Although you were not likely to hear much about it on the 6 o'clock news, an honest-to-God revolution began to take place during the late 1970s; One that promised to reduce pesticide use by 30 percent over the next decade! How? By replacing dangerous, petroleum-based chemicals with a bagful of bug-baffling tricks . . . some as new as tomorrow, others as old as farming itself. The integrated pest management method of pest management is still in use today by many farmers and homeowners.

This revolutionary approach to crop protection is known as integrated pest management, or IPM, for short. And while the name faintly smacks of bureaucratic jargon, it's actually a pretty fair description of the program. For IPM aims to "manage" harmful insects (rather than obliterate them) through the "integrated" use of numerous strategies (instead of just pouring on ever larger quantities of ever more dangerous chemicals.)

Farmers who implement IPM programs — judging, at least, by the record so far — can expect to increase both yields and profits. The rest of us will reap worthwhile benefits too: cleaner soil, water, air, and market produce. And, as an added bonus, all you backyard gardeners and homesteaders will soon be able to add a few new pest perplexers to the natural insect controls you've been using right along.



The Pesticide Predicament

But why have farmers suddenly begun to change their minds about chemical pesticides after all these years? For one reason, the old poisons just don't work as well as they used to. Time was when you just set up a spraying schedule, then leaned back and watched your local duster apply liberal doses of chemical "crop insurance" to your fields, secure in the knowledge that, within a day or so, the only living things left on the treated acreage would be some tainted vegetation and a handful of migrant farmworkers with headaches.

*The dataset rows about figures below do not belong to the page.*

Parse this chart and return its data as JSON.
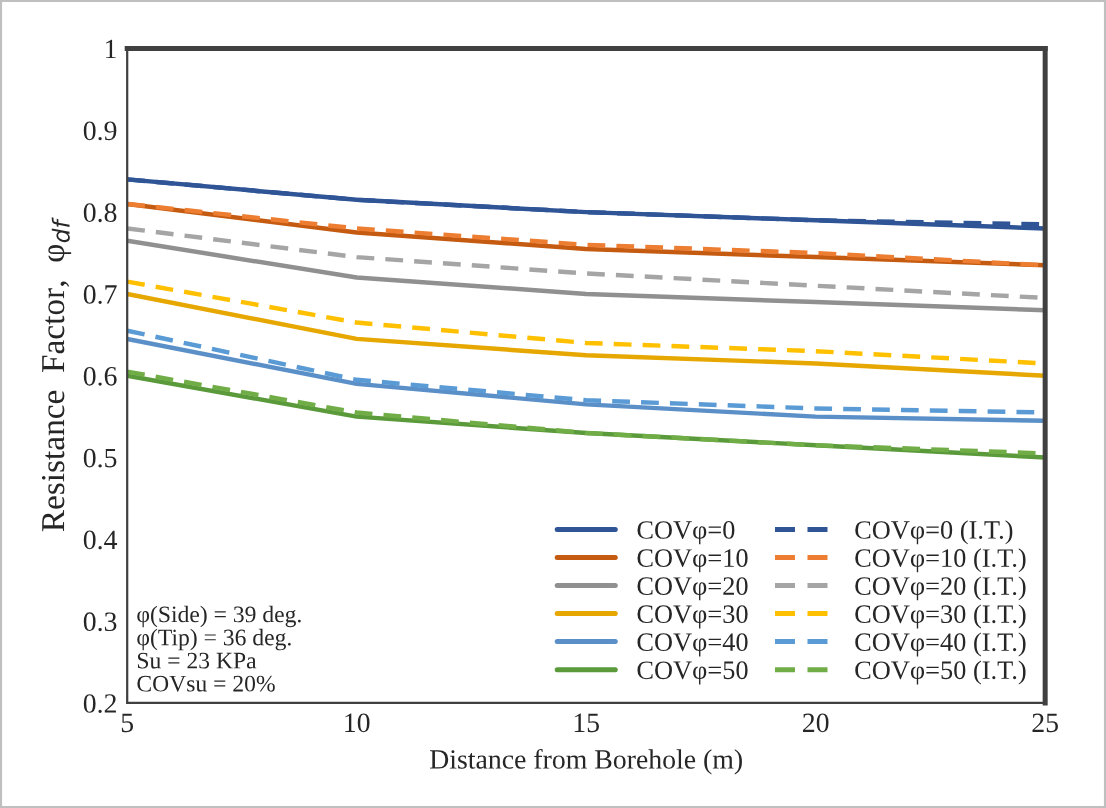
{
  "chart_data": {
    "type": "line",
    "xlabel": "Distance from Borehole (m)",
    "ylabel": "Resistance  Factor,  φ$_{df}$",
    "x": [
      5,
      10,
      15,
      20,
      25
    ],
    "xlim": [
      5,
      25
    ],
    "xticks": [
      5,
      10,
      15,
      20,
      25
    ],
    "ylim": [
      0.2,
      1
    ],
    "yticks": [
      0.2,
      0.3,
      0.4,
      0.5,
      0.6,
      0.7,
      0.8,
      0.9,
      1
    ],
    "grid": false,
    "legend": "bottom right",
    "marker": "none",
    "series": [
      {
        "name": "COVφ=0",
        "color": "#2f5597",
        "line_style": "solid",
        "values": [
          0.84,
          0.815,
          0.8,
          0.79,
          0.78
        ]
      },
      {
        "name": "COVφ=10",
        "color": "#c55a11",
        "line_style": "solid",
        "values": [
          0.81,
          0.775,
          0.755,
          0.745,
          0.735
        ]
      },
      {
        "name": "COVφ=20",
        "color": "#909090",
        "line_style": "solid",
        "values": [
          0.765,
          0.72,
          0.7,
          0.69,
          0.68
        ]
      },
      {
        "name": "COVφ=30",
        "color": "#e6a700",
        "line_style": "solid",
        "values": [
          0.7,
          0.645,
          0.625,
          0.615,
          0.6
        ]
      },
      {
        "name": "COVφ=40",
        "color": "#5b8fc7",
        "line_style": "solid",
        "values": [
          0.645,
          0.59,
          0.565,
          0.55,
          0.545
        ]
      },
      {
        "name": "COVφ=50",
        "color": "#5a9a3a",
        "line_style": "solid",
        "values": [
          0.6,
          0.55,
          0.53,
          0.515,
          0.5
        ]
      },
      {
        "name": "COVφ=0 (I.T.)",
        "color": "#2f5597",
        "line_style": "dashed",
        "values": [
          0.84,
          0.815,
          0.8,
          0.79,
          0.785
        ]
      },
      {
        "name": "COVφ=10 (I.T.)",
        "color": "#ed7d31",
        "line_style": "dashed",
        "values": [
          0.81,
          0.78,
          0.76,
          0.75,
          0.735
        ]
      },
      {
        "name": "COVφ=20 (I.T.)",
        "color": "#a5a5a5",
        "line_style": "dashed",
        "values": [
          0.78,
          0.745,
          0.725,
          0.71,
          0.695
        ]
      },
      {
        "name": "COVφ=30 (I.T.)",
        "color": "#ffc000",
        "line_style": "dashed",
        "values": [
          0.715,
          0.665,
          0.64,
          0.63,
          0.615
        ]
      },
      {
        "name": "COVφ=40 (I.T.)",
        "color": "#5b9bd5",
        "line_style": "dashed",
        "values": [
          0.655,
          0.595,
          0.57,
          0.56,
          0.555
        ]
      },
      {
        "name": "COVφ=50 (I.T.)",
        "color": "#70ad47",
        "line_style": "dashed",
        "values": [
          0.605,
          0.555,
          0.53,
          0.515,
          0.505
        ]
      }
    ],
    "annotations": [
      "φ(Side) = 39 deg.\nφ(Tip) = 36 deg.\nSu = 23 KPa\nCOVsu = 20%"
    ]
  }
}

But times change, and so do insects! And three decades spent dumping billions of pounds of chemicals on America's farmlands have produced races of "superbugs"; genetic strains more or less resistant to one or more pesticides. Already, in fact, more than 250 species of harmful insects have evolved resistant subtypes and more are on the way. Which may be why worldwide crop losses to pests have nearly doubled since the 1940s even though the use of chemical pesticides has increased tenfold!